The other day I encountered the following post where Seth Vargo was doing some statements regarding the usage of environment variables:

[…] While this approach is simple and straightforward, it comes with considerable security drawbacks - the secrets exist in plaintext in the environment. Any other process, library, or dependency running inside the process has access to the environment which has already been exploited multiple times. Unfortunately, it is trivial for a malicious library author to inject this type of vulnerability into an otherwise helpful utility package. To be absolutely, unequivocally clear, you should not store secret or sensitive information in environment variables in plaintext.

Then, the author, states some alternatives like using KMS to cypher values for the environment variables; using Berglas library and also suggesting Hashicorp Vault.

At the time of that post, GCP was not offering a direct rival to Hashicorp Vault but a few months ago Google announced Secret Manager being GA.

As of now, at my current workplace we are migrating from a private cloud to GCP and I think there is not a better moment for me to analyze what are the benefits of using Secret Manager and how easy or hard is to make it work.

Deploying resources

As some other companies, our workloads are deployed in a Kubernetes cluster (GKE on Google Cloud) while always trying to follow the Principle of Least Access in order to guarantee that a workload can only access to the resources it needs and cannot elevate privileges or modify some other resources.

It only seems fair to do a proof of concept that follows these guidelines:

  • Create a service account with just the IAM (permissions on GCP) needed.
  • Deploy a GKE cluster using mentioned service account.
  • Deploy a pod inside that cluster and make sure it can access Secret Manager.

Let’s start.

Make sure the correct project is selected:

From now on, replace pablo-test-project with your GCP project identifier when executing the commands.

gcloud config set project pablo-test-project

For accessing Secret Manager API from our Google Kubernetes Engine there are three things that needs to be done.

Enable Secret Manager API

gcloud services enable secretmanager.googleapis.com

Or from the Console UI.

Set corresponding IAM role on the service account running the instance

From service account documentation.

When you set up an instance to run as a service account, you determine the level of access the service account has by the IAM roles that you grant to the service account. If the service account has no IAM roles, then no API methods can be run by the service account on that instance. Furthermore, an instance’s access scopes determine the default OAuth scopes for requests made through the gcloud tool and client libraries on the instance. As a result, access scopes potentially further limit access to API methods when authenticating through OAuth. […]

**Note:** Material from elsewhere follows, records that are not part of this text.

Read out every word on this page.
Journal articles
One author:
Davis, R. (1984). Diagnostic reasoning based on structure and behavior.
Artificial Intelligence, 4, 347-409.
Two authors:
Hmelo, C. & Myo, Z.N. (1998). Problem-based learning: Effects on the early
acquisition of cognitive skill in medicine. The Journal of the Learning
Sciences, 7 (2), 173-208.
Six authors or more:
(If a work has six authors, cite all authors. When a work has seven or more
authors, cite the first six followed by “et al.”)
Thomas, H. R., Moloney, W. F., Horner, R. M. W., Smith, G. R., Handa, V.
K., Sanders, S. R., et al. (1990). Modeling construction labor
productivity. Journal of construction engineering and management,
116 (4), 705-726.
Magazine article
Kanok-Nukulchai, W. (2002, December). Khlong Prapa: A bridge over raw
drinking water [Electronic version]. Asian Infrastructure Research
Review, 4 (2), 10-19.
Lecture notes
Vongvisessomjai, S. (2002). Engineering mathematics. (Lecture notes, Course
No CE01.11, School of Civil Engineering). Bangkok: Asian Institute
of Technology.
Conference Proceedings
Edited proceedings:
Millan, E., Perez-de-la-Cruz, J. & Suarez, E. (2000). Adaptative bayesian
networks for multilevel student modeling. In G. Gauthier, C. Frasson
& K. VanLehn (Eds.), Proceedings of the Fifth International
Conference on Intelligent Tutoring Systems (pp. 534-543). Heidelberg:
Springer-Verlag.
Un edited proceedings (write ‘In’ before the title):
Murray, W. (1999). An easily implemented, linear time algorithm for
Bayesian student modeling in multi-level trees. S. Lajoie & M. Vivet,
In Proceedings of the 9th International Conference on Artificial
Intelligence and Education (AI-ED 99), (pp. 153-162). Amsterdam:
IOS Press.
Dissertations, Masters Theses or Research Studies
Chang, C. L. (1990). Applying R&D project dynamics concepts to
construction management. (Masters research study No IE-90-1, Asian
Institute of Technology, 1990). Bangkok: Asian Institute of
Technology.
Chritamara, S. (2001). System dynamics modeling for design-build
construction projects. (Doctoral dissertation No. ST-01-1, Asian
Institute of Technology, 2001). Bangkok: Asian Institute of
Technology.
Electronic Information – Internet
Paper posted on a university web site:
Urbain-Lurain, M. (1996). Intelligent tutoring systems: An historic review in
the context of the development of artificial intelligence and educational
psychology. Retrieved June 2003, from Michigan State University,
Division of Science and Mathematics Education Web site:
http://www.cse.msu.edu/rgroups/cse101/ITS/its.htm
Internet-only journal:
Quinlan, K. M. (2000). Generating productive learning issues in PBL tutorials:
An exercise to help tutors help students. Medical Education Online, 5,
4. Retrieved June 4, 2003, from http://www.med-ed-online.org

In order to assign the corresponding IAM roles to the service account, the account should be created first:

gcloud iam service-accounts create demo-service-account \
--description='Service account used for our demo cluster' \
--display-name=demo-service-account

The role to be assigned to this service account is roles/secretmanager.secretAccessor which allows accessing the payload of secrets:

gcloud projects add-iam-policy-binding pablo-test-project \
--member=serviceAccount:[email protected] \
--role=roles/secretmanager.secretAccessor

Configure OAuth scopes on the instance that consumes the API

From access control documentation.

To access the Secret Manager API from within a Compute Engine instance or a Google Kubernetes Engine node (which is also a Compute Engine instance), the instance must have the cloud-platform OAuth scope. For more information about access scopes in Compute Engine, see Service account permissions in the Compute Engine documentation.

As mentioned before, an instance’s access scopes determine the default OAuth2 scopes for requests made. So the Kubernetes instance that is going to be created needs the cloud-platform scope. And also don’t forget to indicate the service account created before.

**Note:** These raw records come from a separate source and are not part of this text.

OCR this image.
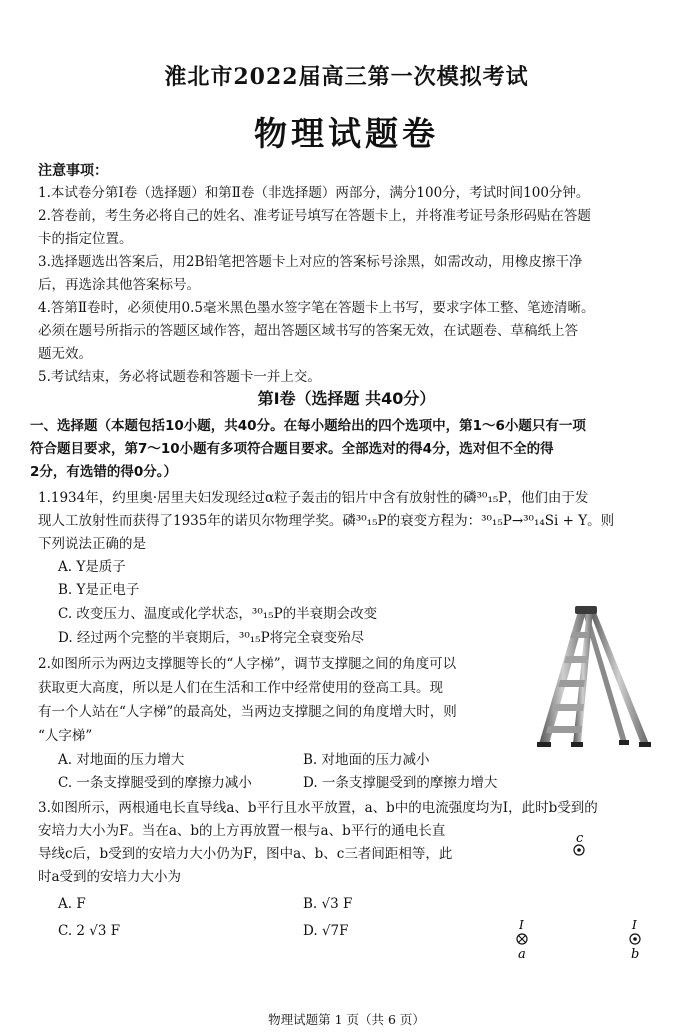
淮北市2022届高三第一次模拟考试
物理试题卷
注意事项：
1.本试卷分第Ⅰ卷（选择题）和第Ⅱ卷（非选择题）两部分，满分100分，考试时间100分钟。
2.答卷前，考生务必将自己的姓名、准考证号填写在答题卡上，并将准考证号条形码贴在答题
卡的指定位置。
3.选择题选出答案后，用2B铅笔把答题卡上对应的答案标号涂黑，如需改动，用橡皮擦干净
后，再选涂其他答案标号。
4.答第Ⅱ卷时，必须使用0.5毫米黑色墨水签字笔在答题卡上书写，要求字体工整、笔迹清晰。
必须在题号所指示的答题区域作答，超出答题区域书写的答案无效，在试题卷、草稿纸上答
题无效。
5.考试结束，务必将试题卷和答题卡一并上交。
第Ⅰ卷（选择题 共40分）
一、选择题（本题包括10小题，共40分。在每小题给出的四个选项中，第1～6小题只有一项
符合题目要求，第7～10小题有多项符合题目要求。全部选对的得4分，选对但不全的得
2分，有选错的得0分。）
1.1934年，约里奥·居里夫妇发现经过α粒子轰击的铝片中含有放射性的磷³⁰₁₅P，他们由于发
现人工放射性而获得了1935年的诺贝尔物理学奖。磷³⁰₁₅P的衰变方程为：³⁰₁₅P→³⁰₁₄Si + Y。则
下列说法正确的是
A. Y是质子
B. Y是正电子
C. 改变压力、温度或化学状态，³⁰₁₅P的半衰期会改变
D. 经过两个完整的半衰期后，³⁰₁₅P将完全衰变殆尽
2.如图所示为两边支撑腿等长的“人字梯”，调节支撑腿之间的角度可以
获取更大高度，所以是人们在生活和工作中经常使用的登高工具。现
有一个人站在“人字梯”的最高处，当两边支撑腿之间的角度增大时，则
“人字梯”
A. 对地面的压力增大	B. 对地面的压力减小
C. 一条支撑腿受到的摩擦力减小	D. 一条支撑腿受到的摩擦力增大
3.如图所示，两根通电长直导线a、b平行且水平放置，a、b中的电流强度均为I，此时b受到的
安培力大小为F。当在a、b的上方再放置一根与a、b平行的通电长直
导线c后，b受到的安培力大小仍为F，图中a、b、c三者间距相等，此
时a受到的安培力大小为
A. F	B. √3 F
C. 2 √3 F	D. √7F
c
I
a
I
b
物理试题第 1 页（共 6 页）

gcloud container clusters create demo-cluster \
--zone=europe-west3-a \
--num-nodes=1 \
--machine-type=n1-standard-1 \
[email protected]erviceaccount.com \
--scopes=https://www.googleapis.com/auth/monitoring,https://www.googleapis.com/auth/logging.write,https://www.googleapis.com/auth/devstorage.read_only,https://www.googleapis.com/auth/cloud-platform

After the cluster is deployed, get the credentials for kubectl.

gcloud container clusters get-credentials demo-cluster --zone europe-west3-a

Before proceeding further with the cluster, create a secret and add a value on the Secret Manager:

gcloud secrets create MY_SECRET
printf "s3cr3t" | gcloud secrets versions add MY_SECRET --data-file=-

To test that the instance can access to Secret Manager API, a dummy pod will be deployed so that you can exec into it:

cat <<EOF | kubectl apply -f -
apiVersion: v1
kind: Pod
metadata:
  name: httpbin
spec:
  containers:
  - image: docker.io/kennethreitz/httpbin
    imagePullPolicy: IfNotPresent
    name: httpbin
    ports:
    - containerPort: 80
EOF

Exec into the created container and install curl on it:

kubectl exec -it httpbin -- sh
$ apt update; apt install curl;

Trying it out

In order to try the Secret Manager API an OAuth2 token needs to be issued as we can read on the documentation.

For some applications, you might need to request an OAuth2 access token and use it directly without going through a client library or using the gcloud or gsutil tools. There are several options for obtaining and using these access tokens to authenticate your applications. […] On the instance where your application runs, query the metadata server for an access token. […]

When inside the deployed container:

curl http://metadata.google.internal/computeMetadata/v1/instance/service-accounts/default/token -H "Metadata-Flavor: Google"

Since the OAuth2 scopes defined for the instances contains the cloud-platform one, the service account will be able to send requests towards Secret Manager API.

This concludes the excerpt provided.